Have students email a link to their repo to their instructor once they have finished Pushing Changes
The instructor should then commit the following code to their repo with the commit message:
Plot histogram of scale length by categorical size
ggplot(fish_data_cat, aes(x = scalelength, fill = length_cat)) +
geom_histogram()
Either you (logged in as another user) or your teaching partner should make the same change to your respository
Pulling
- Big advantage to remotes is easy collaboration
- Avoids emailing files and shared folders where you are never sure if you actually have the most recent version
- Makes it easy to see what collaborators have done
- Automatically combines non-overlapping changes
- While I’ve been talking, a collaborator has added a plot of scale size and fish length to the code.
Show
origin
with collaborator commit.
Add collaborator local repo to diagram and
pull
arrow fromorigin
to locals.
Pull
the changes from the remote repo with thePull
button on the Git tab
Show updates to history following
Pull
and run code
Do Tasks 3-6 in Exercise 6 - Pulling and Pushing.
Merges
Demo merges either with a partner or by logging into GitHub as another user in the browser.
- What happens if two people make changes at the same time?
- If they edit different parts of the code git will combine them automatically
- If they edit the same areas of the code this requires human intervention
-
Merges
- You decide to change the number of histogram bins to 10
geom_histogram(bins = 10)
- Your collaborator reassesses the measurement device and decides it is accurate down to 0.5 mm and pushes the change to the remote repository [make this change in the remote]
filter(scalelength >= 0.5)
- You try to push your change
- Get an error that shows someone else has made a change & you need to incorporate it to push
- Pull
- Merge happens automatically
- You have both sets of changes
- Remote still only has collaborators changes
- Push to add the merged version to the remote
Merge conflicts
- If both you and your collaborator edit the same location in the code git doesn’t know how to combine the changes.
-
A human has to make this kind of decision.
- You decide to change
"big"
to"large"
mutate(length_cat = ifelse(length > 300, "large", "small"))

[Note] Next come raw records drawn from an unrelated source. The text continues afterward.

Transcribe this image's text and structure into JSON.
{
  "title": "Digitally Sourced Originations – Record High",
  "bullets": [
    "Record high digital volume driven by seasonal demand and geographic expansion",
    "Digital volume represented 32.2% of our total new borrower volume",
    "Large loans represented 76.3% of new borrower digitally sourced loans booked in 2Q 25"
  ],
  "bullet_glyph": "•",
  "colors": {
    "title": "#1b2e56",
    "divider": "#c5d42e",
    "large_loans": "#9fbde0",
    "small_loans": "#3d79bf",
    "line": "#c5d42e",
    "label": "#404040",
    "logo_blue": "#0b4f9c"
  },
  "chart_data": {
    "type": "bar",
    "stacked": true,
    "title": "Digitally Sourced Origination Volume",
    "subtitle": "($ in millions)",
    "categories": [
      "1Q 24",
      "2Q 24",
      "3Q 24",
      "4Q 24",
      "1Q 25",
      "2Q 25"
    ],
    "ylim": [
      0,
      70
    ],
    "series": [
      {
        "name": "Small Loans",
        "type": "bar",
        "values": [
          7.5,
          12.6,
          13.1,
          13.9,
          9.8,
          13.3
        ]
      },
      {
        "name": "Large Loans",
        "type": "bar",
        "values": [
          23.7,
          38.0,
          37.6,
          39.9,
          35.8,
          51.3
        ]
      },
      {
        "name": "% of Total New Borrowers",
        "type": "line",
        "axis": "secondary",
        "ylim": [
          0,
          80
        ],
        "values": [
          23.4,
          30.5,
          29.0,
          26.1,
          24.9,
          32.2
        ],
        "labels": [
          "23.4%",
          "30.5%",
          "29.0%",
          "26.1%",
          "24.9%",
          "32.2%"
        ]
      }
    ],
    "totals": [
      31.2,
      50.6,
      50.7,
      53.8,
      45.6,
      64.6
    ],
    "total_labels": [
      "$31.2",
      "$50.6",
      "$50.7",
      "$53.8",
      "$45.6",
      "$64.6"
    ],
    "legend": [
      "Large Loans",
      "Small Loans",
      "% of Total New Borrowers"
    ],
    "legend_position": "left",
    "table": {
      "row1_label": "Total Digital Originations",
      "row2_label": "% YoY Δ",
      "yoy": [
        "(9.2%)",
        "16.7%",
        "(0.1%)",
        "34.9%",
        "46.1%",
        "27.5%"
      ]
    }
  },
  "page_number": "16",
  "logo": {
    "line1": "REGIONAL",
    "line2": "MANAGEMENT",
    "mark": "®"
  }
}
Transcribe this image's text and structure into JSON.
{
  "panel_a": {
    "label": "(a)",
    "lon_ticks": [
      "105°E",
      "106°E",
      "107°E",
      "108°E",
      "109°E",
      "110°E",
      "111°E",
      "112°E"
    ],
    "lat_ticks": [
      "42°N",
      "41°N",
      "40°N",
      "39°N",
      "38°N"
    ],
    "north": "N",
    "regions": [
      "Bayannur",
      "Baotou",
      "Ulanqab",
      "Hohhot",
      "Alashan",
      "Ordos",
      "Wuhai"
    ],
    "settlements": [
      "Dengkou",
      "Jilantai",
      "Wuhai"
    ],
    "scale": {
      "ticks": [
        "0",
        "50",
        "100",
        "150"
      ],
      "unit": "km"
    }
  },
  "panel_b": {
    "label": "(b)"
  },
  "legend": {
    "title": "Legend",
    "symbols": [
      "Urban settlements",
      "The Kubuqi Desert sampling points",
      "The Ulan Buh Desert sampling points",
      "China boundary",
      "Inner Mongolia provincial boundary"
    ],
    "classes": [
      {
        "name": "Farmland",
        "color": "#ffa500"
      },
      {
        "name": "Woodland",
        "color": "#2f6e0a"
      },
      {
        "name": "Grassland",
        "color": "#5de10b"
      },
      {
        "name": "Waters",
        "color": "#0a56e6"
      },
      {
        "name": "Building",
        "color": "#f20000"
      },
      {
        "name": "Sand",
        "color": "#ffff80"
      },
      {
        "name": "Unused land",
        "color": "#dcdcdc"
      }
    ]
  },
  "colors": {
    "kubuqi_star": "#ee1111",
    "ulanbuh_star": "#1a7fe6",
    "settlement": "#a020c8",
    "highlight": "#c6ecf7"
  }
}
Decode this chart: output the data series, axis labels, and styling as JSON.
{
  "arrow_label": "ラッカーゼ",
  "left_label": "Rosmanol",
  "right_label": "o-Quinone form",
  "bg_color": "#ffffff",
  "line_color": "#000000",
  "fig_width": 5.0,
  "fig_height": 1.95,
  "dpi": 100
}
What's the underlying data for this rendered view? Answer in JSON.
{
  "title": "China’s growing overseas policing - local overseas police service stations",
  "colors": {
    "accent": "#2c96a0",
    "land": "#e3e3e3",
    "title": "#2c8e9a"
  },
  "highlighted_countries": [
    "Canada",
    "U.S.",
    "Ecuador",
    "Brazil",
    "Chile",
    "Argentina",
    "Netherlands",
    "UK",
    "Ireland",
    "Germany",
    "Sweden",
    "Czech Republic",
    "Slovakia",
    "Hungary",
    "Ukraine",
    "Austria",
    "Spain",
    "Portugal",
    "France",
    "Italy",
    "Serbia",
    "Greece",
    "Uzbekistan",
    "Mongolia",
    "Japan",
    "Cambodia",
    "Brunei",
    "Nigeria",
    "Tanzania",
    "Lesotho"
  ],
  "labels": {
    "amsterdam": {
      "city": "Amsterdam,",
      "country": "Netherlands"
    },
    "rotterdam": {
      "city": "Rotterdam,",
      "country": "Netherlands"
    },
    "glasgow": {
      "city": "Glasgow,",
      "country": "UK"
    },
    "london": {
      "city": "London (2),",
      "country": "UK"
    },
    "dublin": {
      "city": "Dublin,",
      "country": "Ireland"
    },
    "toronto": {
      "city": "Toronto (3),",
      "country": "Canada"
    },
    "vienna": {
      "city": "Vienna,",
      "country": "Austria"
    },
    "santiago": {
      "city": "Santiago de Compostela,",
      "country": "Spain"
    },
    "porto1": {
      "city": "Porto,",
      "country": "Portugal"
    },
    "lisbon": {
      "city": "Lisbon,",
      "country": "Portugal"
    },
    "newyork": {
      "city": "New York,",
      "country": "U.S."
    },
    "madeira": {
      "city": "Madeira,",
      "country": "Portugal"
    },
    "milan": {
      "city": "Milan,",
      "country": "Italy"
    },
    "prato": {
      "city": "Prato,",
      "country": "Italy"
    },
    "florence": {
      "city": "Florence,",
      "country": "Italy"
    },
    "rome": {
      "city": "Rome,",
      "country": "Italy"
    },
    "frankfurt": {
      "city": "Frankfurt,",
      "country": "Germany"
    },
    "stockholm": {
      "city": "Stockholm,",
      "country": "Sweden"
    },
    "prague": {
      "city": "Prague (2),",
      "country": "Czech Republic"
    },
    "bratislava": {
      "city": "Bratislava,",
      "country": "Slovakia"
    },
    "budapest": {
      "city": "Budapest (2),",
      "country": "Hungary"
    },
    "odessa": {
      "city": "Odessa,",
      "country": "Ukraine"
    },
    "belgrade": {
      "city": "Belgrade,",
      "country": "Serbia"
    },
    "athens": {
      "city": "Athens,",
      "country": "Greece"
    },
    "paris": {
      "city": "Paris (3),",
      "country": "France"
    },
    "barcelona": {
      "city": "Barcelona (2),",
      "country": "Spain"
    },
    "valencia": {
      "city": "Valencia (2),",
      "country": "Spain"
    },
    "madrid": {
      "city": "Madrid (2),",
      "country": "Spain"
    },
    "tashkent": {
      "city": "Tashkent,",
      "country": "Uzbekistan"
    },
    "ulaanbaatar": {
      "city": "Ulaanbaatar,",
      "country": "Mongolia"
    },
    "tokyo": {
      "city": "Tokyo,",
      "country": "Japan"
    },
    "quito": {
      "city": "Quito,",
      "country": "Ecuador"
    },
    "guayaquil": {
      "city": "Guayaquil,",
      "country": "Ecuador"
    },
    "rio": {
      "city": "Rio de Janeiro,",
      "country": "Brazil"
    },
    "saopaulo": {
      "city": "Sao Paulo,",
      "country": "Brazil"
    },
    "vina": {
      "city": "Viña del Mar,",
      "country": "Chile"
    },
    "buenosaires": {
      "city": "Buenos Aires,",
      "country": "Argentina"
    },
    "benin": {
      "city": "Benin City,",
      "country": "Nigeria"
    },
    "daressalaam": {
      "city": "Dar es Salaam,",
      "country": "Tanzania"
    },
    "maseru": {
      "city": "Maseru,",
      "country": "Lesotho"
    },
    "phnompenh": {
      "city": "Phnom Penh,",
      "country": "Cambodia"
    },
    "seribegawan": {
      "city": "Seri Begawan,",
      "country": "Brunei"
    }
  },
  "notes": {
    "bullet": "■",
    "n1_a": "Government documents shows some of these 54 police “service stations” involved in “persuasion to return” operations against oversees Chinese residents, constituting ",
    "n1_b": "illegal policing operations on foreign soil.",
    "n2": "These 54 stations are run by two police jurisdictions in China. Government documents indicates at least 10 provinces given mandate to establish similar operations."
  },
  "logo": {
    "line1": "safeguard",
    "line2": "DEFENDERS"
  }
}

- Your collaborator changes the size threshold and pushes to the remote
mutate(length_cat = ifelse(length > 250, "big", "small"))
- You attempt to push your changes
- Merge conflict when pulling collaborators changes
- This shows as
U
for “unmerged” in RStudio - First block of code is your version
- Second block is the version on the remote
- Combine into a single block that includes everything
mutate(length_cat = ifelse(length > 250, "large", "small"))
- Click check box next to file
- Commit indicating that it is a merge
- Still not on remote yet
- Push
Full GitHub flow
- Collaborating on Github can get more complex with “forks” and “branches.
Optional: Redraw diagram with local,
origin
, andupstream
. Arrows fromorigin
to/fromupstream
are pull requests and merges.
Show an example of a working repository with branches and forks. Navigate to pull requests.